Au Texas, remarque cette semaine un reportage (réservé aux abonnés) du média en ligne E&E News (Environment & Energy), « les membres du conseil scolaire ont tenté ces dernières années de bloquer des programmes qui parlent de réduction des gaz à effet de serre, préférant qu’on mette plutôt l’accent sur les bénéfices des carburants fossiles. Le conseil doit à présent décider s’il bloque les manuels scolaires qui décrivent fidèlement la science du climat. »

Bien que les États-Unis soient beaucoup plus divisés sur la question climatique que les autres pays, les sondages révèlent toutefois un changement générationnel: les plus jeunes, incluant les partisans du parti républicain, se disent plus préoccupés des risques posés par les changements climatiques que leurs aînés. 

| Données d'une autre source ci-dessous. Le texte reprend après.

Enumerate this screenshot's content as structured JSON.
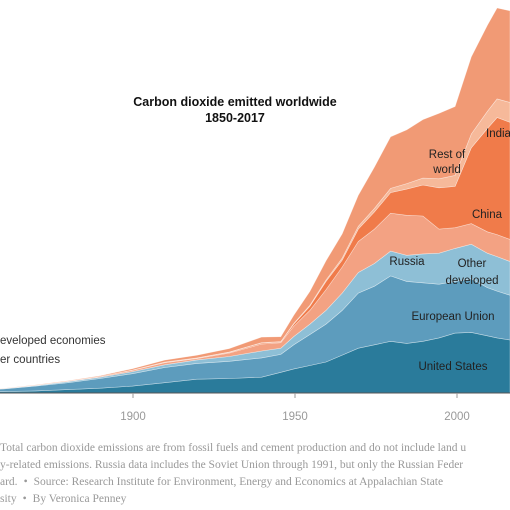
{
  "chart_data": {
    "type": "area",
    "stacked": true,
    "title": "Carbon dioxide emitted worldwide",
    "subtitle": "1850-2017",
    "xlabel": "",
    "ylabel": "",
    "xlim": [
      1850,
      2017
    ],
    "x_ticks": [
      "1900",
      "1950",
      "2000"
    ],
    "grid": false,
    "colors": {
      "united_states": "#2a7b9b",
      "european_union": "#5d9cbd",
      "other_developed": "#8ebfd6",
      "russia": "#f3a283",
      "china": "#f07b4a",
      "india": "#f6b99a",
      "rest_of_world": "#f19a75"
    },
    "x": [
      1850,
      1860,
      1870,
      1880,
      1890,
      1900,
      1910,
      1920,
      1930,
      1940,
      1946,
      1950,
      1955,
      1960,
      1965,
      1970,
      1975,
      1980,
      1985,
      1990,
      1995,
      2000,
      2005,
      2010,
      2013,
      2017
    ],
    "series": [
      {
        "key": "united_states",
        "name": "United States",
        "values": [
          0.1,
          0.2,
          0.3,
          0.5,
          0.7,
          1.0,
          1.5,
          2.0,
          2.1,
          2.3,
          3.0,
          3.5,
          4.0,
          4.5,
          5.5,
          6.5,
          7.0,
          7.5,
          7.2,
          7.5,
          8.0,
          8.7,
          8.8,
          8.3,
          8.0,
          7.7
        ]
      },
      {
        "key": "european_union",
        "name": "European Union",
        "values": [
          0.2,
          0.4,
          0.7,
          1.0,
          1.4,
          1.8,
          2.2,
          2.3,
          2.5,
          2.8,
          2.6,
          3.5,
          4.5,
          5.5,
          6.5,
          8.0,
          8.5,
          9.5,
          9.0,
          8.5,
          7.8,
          7.5,
          7.8,
          7.0,
          6.8,
          6.5
        ]
      },
      {
        "key": "other_developed",
        "name": "Other developed",
        "values": [
          0.0,
          0.05,
          0.1,
          0.15,
          0.2,
          0.3,
          0.4,
          0.5,
          0.7,
          1.0,
          0.9,
          1.2,
          1.5,
          2.0,
          2.5,
          3.0,
          3.3,
          3.6,
          3.8,
          4.2,
          4.5,
          4.8,
          5.0,
          5.0,
          5.0,
          4.9
        ]
      },
      {
        "key": "russia",
        "name": "Russia",
        "values": [
          0.0,
          0.0,
          0.02,
          0.05,
          0.1,
          0.2,
          0.3,
          0.2,
          0.5,
          1.0,
          0.8,
          1.5,
          2.0,
          3.0,
          3.8,
          4.5,
          5.0,
          5.5,
          5.8,
          5.5,
          3.5,
          3.0,
          3.0,
          3.1,
          3.2,
          3.2
        ]
      },
      {
        "key": "china",
        "name": "China",
        "values": [
          0.0,
          0.0,
          0.0,
          0.0,
          0.0,
          0.02,
          0.05,
          0.05,
          0.1,
          0.15,
          0.1,
          0.3,
          0.6,
          1.2,
          1.0,
          1.8,
          2.5,
          3.0,
          3.8,
          4.5,
          6.0,
          6.0,
          11.0,
          15.0,
          17.0,
          17.0
        ]
      },
      {
        "key": "india",
        "name": "India",
        "values": [
          0.0,
          0.0,
          0.0,
          0.0,
          0.0,
          0.01,
          0.03,
          0.04,
          0.05,
          0.06,
          0.07,
          0.1,
          0.15,
          0.2,
          0.3,
          0.4,
          0.5,
          0.6,
          0.8,
          1.0,
          1.3,
          1.6,
          2.0,
          2.5,
          2.7,
          2.9
        ]
      },
      {
        "key": "rest_of_world",
        "name": "Rest of world",
        "values": [
          0.0,
          0.02,
          0.05,
          0.08,
          0.1,
          0.2,
          0.3,
          0.4,
          0.5,
          0.8,
          0.7,
          1.2,
          2.0,
          2.8,
          3.5,
          4.5,
          6.0,
          7.5,
          7.8,
          8.5,
          9.5,
          10.0,
          11.2,
          12.5,
          13.2,
          13.3
        ]
      }
    ],
    "labels": {
      "rest_of_world_line1": "Rest of",
      "rest_of_world_line2": "world",
      "india": "India",
      "china": "China",
      "russia": "Russia",
      "other_developed_line1": "Other",
      "other_developed_line2": "developed",
      "european_union": "European Union",
      "united_states": "United States"
    },
    "legend": {
      "developed": "eveloped economies",
      "other": "er countries"
    }
  },
  "footnote": {
    "line1": "Total carbon dioxide emissions are from fossil fuels and cement production and do not include land u",
    "line2": "y-related emissions. Russia data includes the Soviet Union through 1991, but only the Russian Feder",
    "line3_a": "ard.",
    "line3_b": "Source: Research Institute for Environment, Energy and Economics at Appalachian State",
    "line4_a": "sity",
    "line4_b": "By Veronica Penney",
    "separator": "•"
  }
}
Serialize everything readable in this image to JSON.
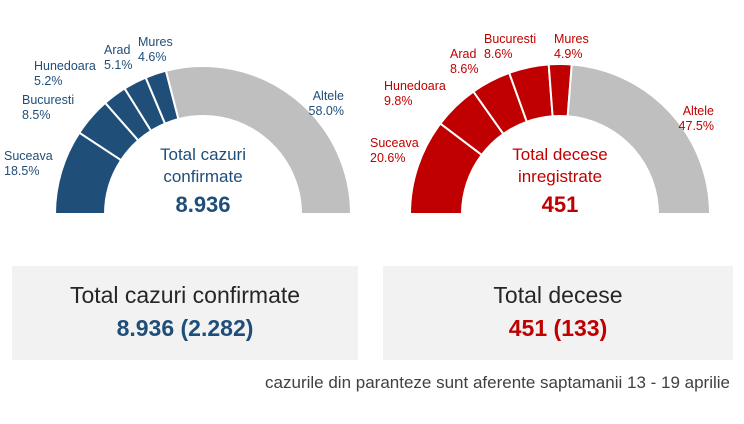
{
  "colors": {
    "cases": "#1f4e79",
    "deaths": "#c00000",
    "other": "#bfbfbf",
    "text": "#262626"
  },
  "chart_data": [
    {
      "type": "pie",
      "variant": "half-donut",
      "categories": [
        "Suceava",
        "Bucuresti",
        "Hunedoara",
        "Arad",
        "Mures",
        "Altele"
      ],
      "value_labels": [
        "18.5%",
        "8.5%",
        "5.2%",
        "5.1%",
        "4.6%",
        "58.0%"
      ],
      "values": [
        18.5,
        8.5,
        5.2,
        5.1,
        4.6,
        58.0
      ],
      "center_label": [
        "Total cazuri",
        "confirmate"
      ],
      "center_value": "8.936"
    },
    {
      "type": "pie",
      "variant": "half-donut",
      "categories": [
        "Suceava",
        "Hunedoara",
        "Arad",
        "Bucuresti",
        "Mures",
        "Altele"
      ],
      "value_labels": [
        "20.6%",
        "9.8%",
        "8.6%",
        "8.6%",
        "4.9%",
        "47.5%"
      ],
      "values": [
        20.6,
        9.8,
        8.6,
        8.6,
        4.9,
        47.5
      ],
      "center_label": [
        "Total decese",
        "inregistrate"
      ],
      "center_value": "451"
    }
  ],
  "summary": {
    "cases": {
      "title": "Total cazuri confirmate",
      "value": "8.936 (2.282)"
    },
    "deaths": {
      "title": "Total decese",
      "value": "451 (133)"
    }
  },
  "footnote": "cazurile din paranteze sunt aferente saptamanii 13 - 19 aprilie"
}
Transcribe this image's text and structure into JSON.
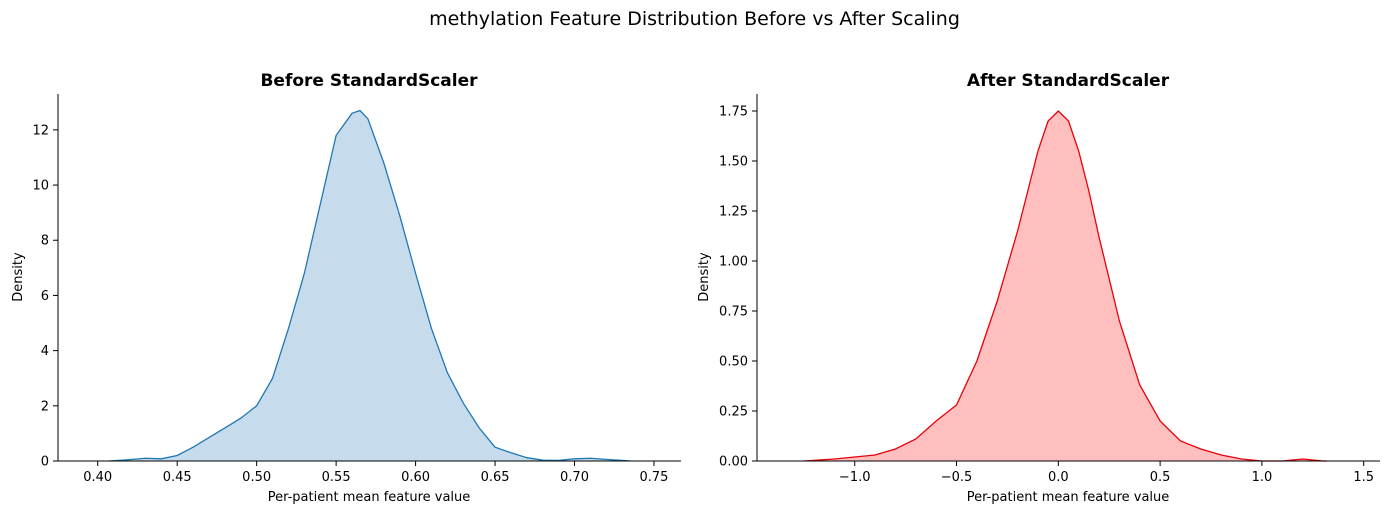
{
  "suptitle": "methylation Feature Distribution Before vs After Scaling",
  "chart_data": [
    {
      "type": "area",
      "title": "Before StandardScaler",
      "xlabel": "Per-patient mean feature value",
      "ylabel": "Density",
      "xlim": [
        0.375,
        0.767
      ],
      "ylim": [
        0,
        13.3
      ],
      "xticks": [
        0.4,
        0.45,
        0.5,
        0.55,
        0.6,
        0.65,
        0.7,
        0.75
      ],
      "xtick_labels": [
        "0.40",
        "0.45",
        "0.50",
        "0.55",
        "0.60",
        "0.65",
        "0.70",
        "0.75"
      ],
      "yticks": [
        0,
        2,
        4,
        6,
        8,
        10,
        12
      ],
      "ytick_labels": [
        "0",
        "2",
        "4",
        "6",
        "8",
        "10",
        "12"
      ],
      "color": "#1f77b4",
      "fill_color": "#c6dcec",
      "grid": false,
      "series": [
        {
          "x": [
            0.407,
            0.42,
            0.43,
            0.44,
            0.45,
            0.46,
            0.47,
            0.48,
            0.49,
            0.5,
            0.51,
            0.52,
            0.53,
            0.54,
            0.55,
            0.56,
            0.565,
            0.57,
            0.58,
            0.59,
            0.6,
            0.61,
            0.62,
            0.63,
            0.64,
            0.65,
            0.66,
            0.67,
            0.68,
            0.69,
            0.7,
            0.71,
            0.72,
            0.73,
            0.735
          ],
          "y": [
            0.0,
            0.05,
            0.1,
            0.08,
            0.2,
            0.5,
            0.85,
            1.2,
            1.55,
            2.0,
            3.0,
            4.8,
            6.8,
            9.3,
            11.8,
            12.6,
            12.7,
            12.4,
            10.8,
            8.9,
            6.8,
            4.8,
            3.2,
            2.1,
            1.2,
            0.5,
            0.3,
            0.12,
            0.03,
            0.02,
            0.08,
            0.1,
            0.06,
            0.02,
            0.0
          ]
        }
      ]
    },
    {
      "type": "area",
      "title": "After StandardScaler",
      "xlabel": "Per-patient mean feature value",
      "ylabel": "Density",
      "xlim": [
        -1.48,
        1.58
      ],
      "ylim": [
        0,
        1.835
      ],
      "xticks": [
        -1.0,
        -0.5,
        0.0,
        0.5,
        1.0,
        1.5
      ],
      "xtick_labels": [
        "−1.0",
        "−0.5",
        "0.0",
        "0.5",
        "1.0",
        "1.5"
      ],
      "yticks": [
        0,
        0.25,
        0.5,
        0.75,
        1.0,
        1.25,
        1.5,
        1.75
      ],
      "ytick_labels": [
        "0.00",
        "0.25",
        "0.50",
        "0.75",
        "1.00",
        "1.25",
        "1.50",
        "1.75"
      ],
      "color": "#e8000b",
      "fill_color": "#ffbfbf",
      "grid": false,
      "series": [
        {
          "x": [
            -1.25,
            -1.1,
            -1.0,
            -0.9,
            -0.8,
            -0.7,
            -0.6,
            -0.5,
            -0.4,
            -0.3,
            -0.2,
            -0.1,
            -0.05,
            0.0,
            0.05,
            0.1,
            0.15,
            0.2,
            0.3,
            0.4,
            0.5,
            0.6,
            0.7,
            0.8,
            0.9,
            1.0,
            1.1,
            1.2,
            1.3,
            1.32
          ],
          "y": [
            0.0,
            0.01,
            0.02,
            0.03,
            0.06,
            0.11,
            0.2,
            0.28,
            0.5,
            0.8,
            1.15,
            1.55,
            1.7,
            1.75,
            1.7,
            1.55,
            1.35,
            1.12,
            0.7,
            0.38,
            0.2,
            0.1,
            0.06,
            0.03,
            0.01,
            0.0,
            0.0,
            0.01,
            0.0,
            0.0
          ]
        }
      ]
    }
  ]
}
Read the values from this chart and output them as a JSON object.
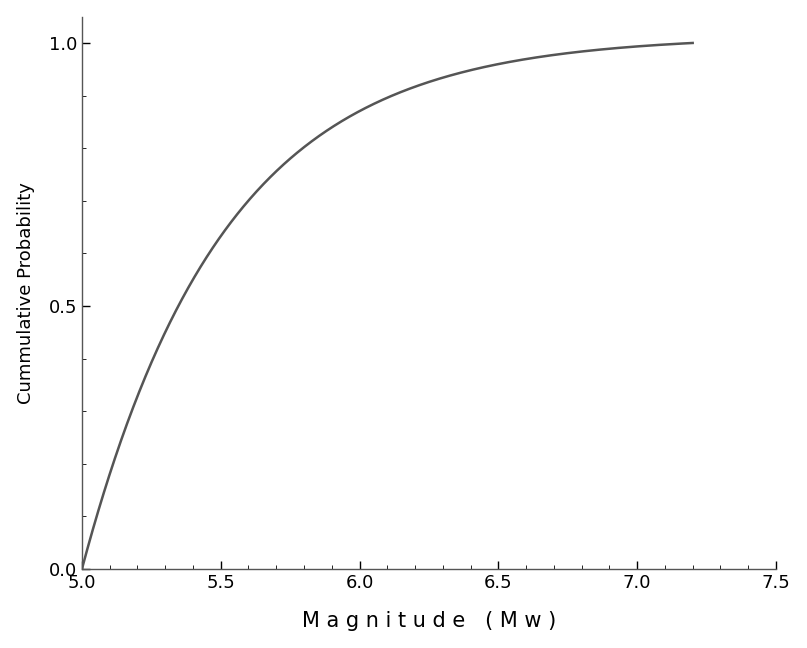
{
  "b_value": 0.85,
  "m_min": 5.0,
  "m_max": 7.2,
  "x_min": 5.0,
  "x_max": 7.5,
  "y_min": 0.0,
  "y_max": 1.05,
  "xlabel": "M a g n i t u d e   ( M w )",
  "ylabel": "Cummulative Probability",
  "line_color": "#555555",
  "line_width": 1.8,
  "background_color": "#ffffff",
  "xlabel_fontsize": 15,
  "ylabel_fontsize": 13,
  "tick_fontsize": 13,
  "xticks": [
    5.0,
    5.5,
    6.0,
    6.5,
    7.0,
    7.5
  ],
  "yticks": [
    0.0,
    0.5,
    1.0
  ]
}
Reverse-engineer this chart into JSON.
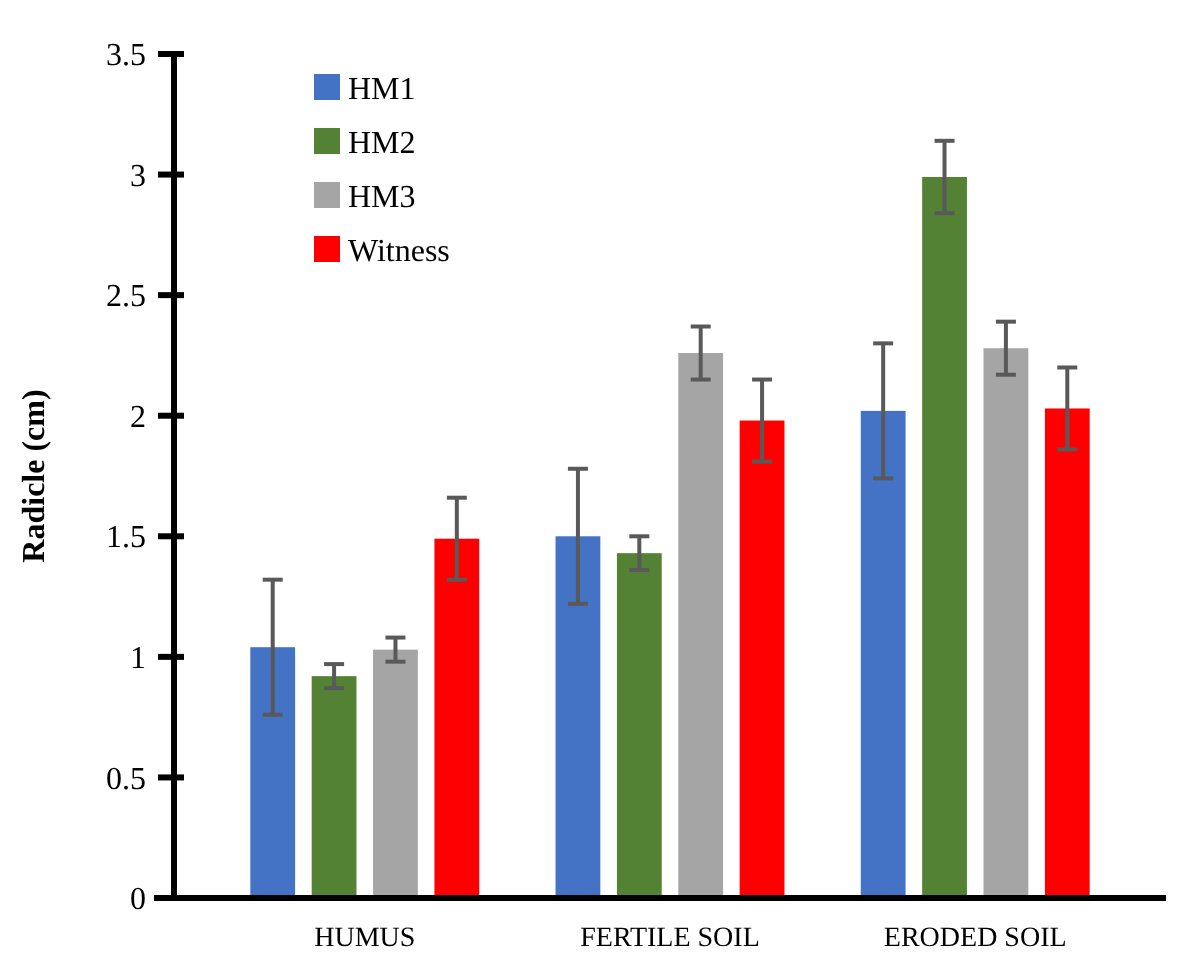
{
  "chart_data": {
    "type": "bar",
    "ylabel": "Radicle (cm)",
    "categories": [
      "HUMUS",
      "FERTILE SOIL",
      "ERODED SOIL"
    ],
    "series": [
      {
        "name": "HM1",
        "color": "#4472c4",
        "values": [
          1.04,
          1.5,
          2.02
        ],
        "errors": [
          0.28,
          0.28,
          0.28
        ]
      },
      {
        "name": "HM2",
        "color": "#548235",
        "values": [
          0.92,
          1.43,
          2.99
        ],
        "errors": [
          0.05,
          0.07,
          0.15
        ]
      },
      {
        "name": "HM3",
        "color": "#a5a5a5",
        "values": [
          1.03,
          2.26,
          2.28
        ],
        "errors": [
          0.05,
          0.11,
          0.11
        ]
      },
      {
        "name": "Witness",
        "color": "#ff0000",
        "values": [
          1.49,
          1.98,
          2.03
        ],
        "errors": [
          0.17,
          0.17,
          0.17
        ]
      }
    ],
    "ylim": [
      0,
      3.5
    ],
    "yticks": [
      0,
      0.5,
      1,
      1.5,
      2,
      2.5,
      3,
      3.5
    ],
    "grid": false,
    "legend": "top left"
  }
}
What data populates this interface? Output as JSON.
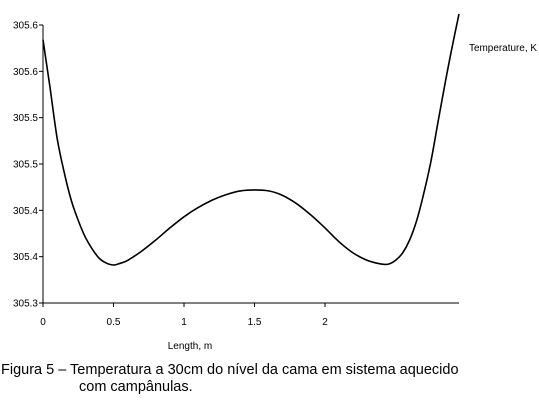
{
  "chart_data": {
    "type": "line",
    "title": "",
    "xlabel": "Length, m",
    "ylabel": "",
    "legend": {
      "label": "Temperature, K",
      "placement": "top-right"
    },
    "xlim": [
      0,
      2.95
    ],
    "ylim": [
      305.3,
      305.6
    ],
    "x_ticks": [
      0,
      0.5,
      1,
      1.5,
      2
    ],
    "x_tick_labels": [
      "0",
      "0.5",
      "1",
      "1.5",
      "2"
    ],
    "y_ticks": [
      305.3,
      305.35,
      305.4,
      305.45,
      305.5,
      305.55,
      305.6
    ],
    "y_tick_labels": [
      "305.3",
      "305.4",
      "305.4",
      "305.5",
      "305.5",
      "305.6",
      "305.6"
    ],
    "grid": false,
    "series": [
      {
        "name": "Temperature, K",
        "color": "#000000",
        "x": [
          0,
          0.05,
          0.1,
          0.15,
          0.2,
          0.25,
          0.3,
          0.35,
          0.4,
          0.45,
          0.5,
          0.55,
          0.6,
          0.7,
          0.8,
          0.9,
          1.0,
          1.1,
          1.2,
          1.3,
          1.4,
          1.5,
          1.6,
          1.7,
          1.8,
          1.9,
          2.0,
          2.1,
          2.2,
          2.3,
          2.4,
          2.45,
          2.5,
          2.55,
          2.6,
          2.65,
          2.7,
          2.75,
          2.8,
          2.85,
          2.9,
          2.95
        ],
        "y": [
          305.584,
          305.532,
          305.478,
          305.441,
          305.411,
          305.389,
          305.371,
          305.358,
          305.348,
          305.343,
          305.341,
          305.343,
          305.346,
          305.356,
          305.368,
          305.381,
          305.393,
          305.403,
          305.411,
          305.417,
          305.421,
          305.422,
          305.421,
          305.416,
          305.407,
          305.395,
          305.381,
          305.366,
          305.354,
          305.346,
          305.342,
          305.342,
          305.346,
          305.354,
          305.368,
          305.389,
          305.418,
          305.452,
          305.494,
          305.536,
          305.575,
          305.612
        ]
      }
    ]
  },
  "caption": {
    "line1": "Figura 5 – Temperatura a 30cm do nível da cama em sistema aquecido",
    "line2": "com campânulas."
  }
}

Cette évolution explique peut-être que certains des efforts des groupes conservateurs aient échoué. Le besoin d’intégrer la crise climatique aux programmes scolaires est en effet à ce point présent qu’au Montana, une loi sur « le fait scientifique » —qui aurait décrété que la science du climat est une théorie— a été défaite à la législature. Tout comme un effort en Caroline du Nord pour remplacer le cours « sciences de la Terre » par un cours d’informatique. 

Dans une analyse parue en août sur « la guerre culturelle des changements climatiques », le géographe britannique Ed Atkins laissait toutefois entendre que de sortir de cette « guerre » sera plus difficile qu’il n’y paraît: on en est rendu au point, écrit-il, que même des choix de consommation, comme de se défaire d’une cuisinière au gaz, sont commentés en fonction de lignes idéologiques. Dans ce processus, tout peut devenir prétexte à un affrontement: « bien que les préoccupations relatives aux cuisinières au gaz soient liées à la santé publique, c’était présenté par les détracteurs comme représentatif d’une action climatique ».

Autrement dit, plutôt que de se dire simplement « sceptiques » face aux changements climatiques et aux mesures d’adaptation à mettre en place, « les personnalités politiques travaillent à lier l’action climatique à des batailles idéologiques plus larges sur l’économie, la société et l’identité. À l’intérieur de telles batailles, de nouveaux objets » —comme les cuisinières au gaz— se feront coller de « nouvelles significations » au fur et à mesure que ces objets apparaîtront sur le marché ou en disparaîtront.